I’m a big proponent of Roth IRAs. The tax advantages of these types of IRAs are too good to pass up for those who qualify. This is especially true to the younger crowd whose income will likely place them in a higher tax bracket by the time they retire.
In this post, you’ll learn about Roth IRAs and the tax advantages of them. I’ll share a few practical examples of how tax-free growth can save you hundreds of thousands of dollars by retirement.
What is a Roth IRA
A Roth IRA is a retirement savings account where you contribute after-tax dollars to then grow your money tax-free. When you withdraw money from your Roth IRA, you will not pay taxes on your earnings if you meet certain requirements.
With a Roth IRA, you can invest in equities such as stocks, bonds, mutual funds, index funds, and more. In 2020, the Roth IRA contribution limit is $6,000 per year if you are under age 50 and $7,000 per year if you are age 50 or older.
The power of a Roth IRA is in the tax-free growth of your earnings. If you deposit $6,000 per year, every year, and earn a steady return-on-investment, you will be able to withdraw your money tax-free when you’re age 59 1/2 or older.
Related Post: A Simple Yet Detailed Guide to IRAs
Requirements to Get a Roth IRA
You can contribute to a Roth IRA if you don’t exceed the income limits. If your taxable income and modified gross adjusted income meets the following requirements, you can contribute to a Roth IRA.
- Less than $194,000 if you are married filing jointly.
- Less than $132,000 if you are single, head of household, or married filing separately (if you did not live with your spouse at any time during the previous year).
- Less than $10,000 if you’re married filing separately and you lived with your spouse at any time during the previous year.
How to Open a Roth IRA
You can open a Roth IRA account at a brokerage firm of your choice. An online broker generally makes sense if you want to pick your own investments.
When looking for a broker, you’ll want one that offers many tools, including calculators and retirement planning tools. You’ll also want access to a wide array of mutual funds and index funds.
If you’re not sure which investments to pick yourself, signing up for a firm with Robo-advisors may make more sense. Robo-advisors will help you pick your portfolio and manage it for you, assessing a small advisory fee.

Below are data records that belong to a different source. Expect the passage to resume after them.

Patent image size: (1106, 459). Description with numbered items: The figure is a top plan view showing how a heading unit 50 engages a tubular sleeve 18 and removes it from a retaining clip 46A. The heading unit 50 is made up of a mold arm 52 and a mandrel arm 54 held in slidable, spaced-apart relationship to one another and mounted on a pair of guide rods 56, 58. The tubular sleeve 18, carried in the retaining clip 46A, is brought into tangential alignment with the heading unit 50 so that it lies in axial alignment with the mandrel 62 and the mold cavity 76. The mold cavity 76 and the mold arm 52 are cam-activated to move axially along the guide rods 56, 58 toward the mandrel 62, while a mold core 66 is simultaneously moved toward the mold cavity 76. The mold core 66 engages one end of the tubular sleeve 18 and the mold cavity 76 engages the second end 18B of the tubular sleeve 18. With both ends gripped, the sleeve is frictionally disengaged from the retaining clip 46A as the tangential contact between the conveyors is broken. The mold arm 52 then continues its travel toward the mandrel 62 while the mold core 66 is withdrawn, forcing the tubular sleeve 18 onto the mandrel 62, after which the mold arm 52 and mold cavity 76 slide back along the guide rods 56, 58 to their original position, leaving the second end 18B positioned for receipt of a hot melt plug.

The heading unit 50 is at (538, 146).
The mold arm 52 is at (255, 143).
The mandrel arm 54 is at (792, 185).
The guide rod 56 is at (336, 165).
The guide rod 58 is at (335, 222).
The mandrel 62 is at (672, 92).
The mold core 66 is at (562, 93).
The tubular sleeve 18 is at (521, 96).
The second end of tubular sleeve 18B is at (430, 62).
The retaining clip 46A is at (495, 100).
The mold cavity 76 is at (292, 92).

If you’re looking for a brokerage to open a Roth IRA, I recommend the following:
When is the Roth IRA 2019 Contribution Deadline
In 2020, the tax filing date deadline was extended to July 15th. You can now contribute to your Roth IRA for 2019 up until July 15th, 2020.
Rules for Withdrawals
You can withdraw contributions penalty-free at any time, however, if you withdraw earnings that don’t meet specific requirements, you will have to pay taxes on your earnings as well as an additional 10% penalty tax.
In order to withdraw money penalty-free, called a “qualified distribution”, you must be at least 591/2 years old, and at least five years must have passed since you started contributing to your account.
There are exceptions to this. You can withdraw contributions and earnings for a qualifying first-time home purchase, for disability, for some college expenses, and certain other less common situations.
When you make a qualified distribution, you don’t pay taxes on your earnings. That is, you take full advantage of tax-free growth along with a tax-free withdrawal.
Tax Advantages of a Roth IRA
The best part about a Roth IRA is the tax benefit. If you contribute $6,000 per year and let’s say, for example, your money grows to $500k by the time you retire. You can withdraw that $500k as non-taxable income. In contrast, with a 401(k), you contribute pre-tax dollars but are taxed upon withdrawal.
This tax-free growth can propel your retirement nest egg amazingly. In fact, if you start contributing to a Roth IRA at 25, and contribute $6000 per year for 35 years, and assume a 9% net annual return, you would have just under $1.3 million when you turned 60, which you could withdraw all or in part, without owing a penny in taxes.
An Example of How Tax Savings Work in a Roth IRA
An argument for using a Roth IRA, or any retirement account for that matter, is how your money is protected from taxation year-to-year. Tax-free growth is hard to argue with.
The example I use below shows what happens when you invest $5000 per year into a Roth IRA with a 9% annual growth versus investing the same $5000 into a taxable account where you are taxed every year – same 9% growth. Let’s assume you were taxed at 24% each year.
First, a 30 year look at investing $5000 per year at 9% return on investment, no tax.
After 30 years, we have just over $740k. Not bad! But what happens if we had to pay a 24% annual tax on the same investment? Here’s what that would look like.
As you can see, over 30 years, you end up losing about a third of your nest egg if you paid taxes each year. By safely locking your money into a tax-advantaged Roth IRA, you will end up with over $250,000 more than if you incurred taxes.
Wrapping It Up
It’s really quite amazing how tax-free growth can save you hundreds of thousands of dollars. That said, diversifying your portfolio across multiple types of investments will mitigate your risk the most.
There’s also the possibility that you don’t qualify for a Roth IRA or have more than $6000 to invest each year. In these cases, using other avenues of investing may work better.